Having spent 15 years as a stay-at-home-dad, I feel confident in my opinion that it was not the ideal situation. I did a perfectly good job of homemaking, and my wife did an excellent job of providing for the family, but ideally, our roles would have been reversed. I would’ve been more fulfilled than she was by providing for our family. She would have not only been a better SAHM than I was a SAHD, but she would also have been more fulfilled by it. As for the kids, well they didn’t have to worry about my helicopter parenting. However, maybe they would have been better off with a parent that showed up on time to awards assemblies, participated in the decoration of the classroom for the Christmas party, and didn’t ask to be put on the ‘do-not-call list’ when they went off to science camp in fifth grade. They’re all great kids so we will never know for sure. At least not until they finish therapy.
Don’t get me wrong, our solution worked. My wife’s career was better regarding opportunity and compensation than mine would have ever been. Not to mention she could do in 40 hours what would take me 65. She managed to be home by 6:00 PM nearly every night. She made it to practices, plays, performances, teacher conferences, games, and art shows. Honestly, I would not have prioritized those things. I would have prioritized work. I would not have made half as many of those events as she did. Strategically, my staying at home made perfect sense. We maximized our time with the kids and our income. It worked for us, but it still wasn’t ideal, and that is okay with me.
We wanted to provide what the ideal of the ‘stay-at-home mom’ promised. While perhaps not as nurturing or attentive, we offered that safe, loving person and the structured, stable home that the ideal represented. We wanted to provide our kids with the ideal dad, like Ward Cleaver (Leave it to Beaver) or Jim Anderson (Father Knows Best). Ward and Jim were hard-working providers, caring dads, loving spouses and even-handed disciplinarians who were always home in time for dinner. Our kids saw the hard work, the care, and the love and even got dinner with mom. However, even after cooking dinner, I still had to handle the discipline.

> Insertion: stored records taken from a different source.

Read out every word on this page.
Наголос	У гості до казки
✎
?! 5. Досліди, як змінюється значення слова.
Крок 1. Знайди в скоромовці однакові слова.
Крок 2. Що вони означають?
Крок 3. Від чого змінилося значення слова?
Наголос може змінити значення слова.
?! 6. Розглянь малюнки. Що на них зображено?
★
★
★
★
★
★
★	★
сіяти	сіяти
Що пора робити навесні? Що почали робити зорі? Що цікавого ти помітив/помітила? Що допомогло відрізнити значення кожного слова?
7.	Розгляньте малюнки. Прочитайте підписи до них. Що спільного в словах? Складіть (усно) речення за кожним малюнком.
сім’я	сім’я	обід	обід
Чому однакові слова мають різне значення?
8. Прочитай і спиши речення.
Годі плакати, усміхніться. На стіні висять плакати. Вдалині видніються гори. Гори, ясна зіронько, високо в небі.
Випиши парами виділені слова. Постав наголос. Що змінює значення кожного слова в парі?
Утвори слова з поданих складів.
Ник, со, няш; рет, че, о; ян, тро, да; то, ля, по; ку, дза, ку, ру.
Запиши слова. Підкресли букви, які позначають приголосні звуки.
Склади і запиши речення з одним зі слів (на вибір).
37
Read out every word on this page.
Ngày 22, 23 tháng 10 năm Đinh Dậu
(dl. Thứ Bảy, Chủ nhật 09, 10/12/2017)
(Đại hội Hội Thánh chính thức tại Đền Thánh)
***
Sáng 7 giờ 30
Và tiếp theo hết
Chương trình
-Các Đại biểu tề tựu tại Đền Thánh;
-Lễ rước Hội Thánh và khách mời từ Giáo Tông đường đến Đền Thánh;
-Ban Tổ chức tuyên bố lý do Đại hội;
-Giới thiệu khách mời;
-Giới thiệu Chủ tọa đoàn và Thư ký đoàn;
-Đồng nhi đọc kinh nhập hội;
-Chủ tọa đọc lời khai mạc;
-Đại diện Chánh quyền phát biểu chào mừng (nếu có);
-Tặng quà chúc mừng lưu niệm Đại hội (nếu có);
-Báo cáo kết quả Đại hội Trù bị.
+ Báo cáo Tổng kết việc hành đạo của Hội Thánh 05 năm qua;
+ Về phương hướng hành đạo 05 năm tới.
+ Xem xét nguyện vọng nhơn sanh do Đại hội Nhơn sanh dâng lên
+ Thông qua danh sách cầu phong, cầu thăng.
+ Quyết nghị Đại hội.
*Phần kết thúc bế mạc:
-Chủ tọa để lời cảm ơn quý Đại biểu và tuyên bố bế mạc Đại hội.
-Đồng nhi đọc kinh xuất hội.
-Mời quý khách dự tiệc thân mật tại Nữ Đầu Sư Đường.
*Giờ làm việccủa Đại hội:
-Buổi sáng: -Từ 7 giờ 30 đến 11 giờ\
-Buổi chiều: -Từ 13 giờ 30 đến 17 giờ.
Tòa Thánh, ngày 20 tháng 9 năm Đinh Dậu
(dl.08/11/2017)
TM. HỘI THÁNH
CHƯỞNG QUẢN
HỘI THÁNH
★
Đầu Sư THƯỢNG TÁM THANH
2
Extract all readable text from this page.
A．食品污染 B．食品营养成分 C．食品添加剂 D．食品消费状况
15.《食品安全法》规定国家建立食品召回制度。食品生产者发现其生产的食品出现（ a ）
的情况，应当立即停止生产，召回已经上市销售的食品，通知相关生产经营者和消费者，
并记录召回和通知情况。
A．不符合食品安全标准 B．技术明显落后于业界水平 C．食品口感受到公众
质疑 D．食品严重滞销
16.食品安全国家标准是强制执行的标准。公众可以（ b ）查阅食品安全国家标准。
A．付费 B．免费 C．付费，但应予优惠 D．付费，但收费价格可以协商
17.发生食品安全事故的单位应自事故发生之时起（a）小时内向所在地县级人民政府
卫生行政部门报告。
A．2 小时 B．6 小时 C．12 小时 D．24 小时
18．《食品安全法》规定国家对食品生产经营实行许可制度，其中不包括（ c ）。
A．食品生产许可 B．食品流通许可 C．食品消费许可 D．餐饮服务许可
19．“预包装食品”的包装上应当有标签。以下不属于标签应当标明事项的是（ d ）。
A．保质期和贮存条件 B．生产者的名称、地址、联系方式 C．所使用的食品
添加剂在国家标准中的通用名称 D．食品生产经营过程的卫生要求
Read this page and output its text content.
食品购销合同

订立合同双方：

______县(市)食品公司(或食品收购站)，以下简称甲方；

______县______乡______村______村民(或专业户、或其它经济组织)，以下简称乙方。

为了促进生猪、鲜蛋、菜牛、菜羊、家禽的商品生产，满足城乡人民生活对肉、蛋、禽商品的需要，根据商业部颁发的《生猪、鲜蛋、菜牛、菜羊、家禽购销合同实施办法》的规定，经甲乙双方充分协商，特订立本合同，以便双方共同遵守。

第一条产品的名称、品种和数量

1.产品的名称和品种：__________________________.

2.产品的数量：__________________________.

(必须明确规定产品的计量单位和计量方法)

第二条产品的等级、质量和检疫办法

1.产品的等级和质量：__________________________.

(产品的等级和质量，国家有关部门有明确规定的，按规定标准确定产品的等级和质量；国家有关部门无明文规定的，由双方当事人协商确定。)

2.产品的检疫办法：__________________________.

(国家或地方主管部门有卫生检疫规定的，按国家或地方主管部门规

Whether it be gay-parents, step-parents, poor-parents, working-parents, divorced-parents, single-parents, mixed-race parents or mixed-religion parents, your chosen parental solution can work, and work very well, even if the situation is less than ideal. However, all of these types of parents would do well to strive for the ideal. The ideal, the standard, the benchmark defines our purpose and gives focus to our actions. Less than ideal doesn’t mean the solution isn’t a good one; it means that it doesn’t meet the intentionally unrealistic standard to which we aspire.
Ward and Jim didn’t change diapers or cook dinner. They provided an idealized example of a cultural ethos; that the in-tact, nuclear family, came first. They demonstrated the impact and importance of having a nurturing mother and a strong father. They represented a deep and abiding commitment to marriage and family. Today, Ward and Jim might be married to each other, and raising children in a world where men change diapers, cook dinner and fetch their own slippers. Still, ideally, Ward and Jim should make their marriage and family their priority, just like their namesakes did 50 to 60 years ago. It’s the gold standard.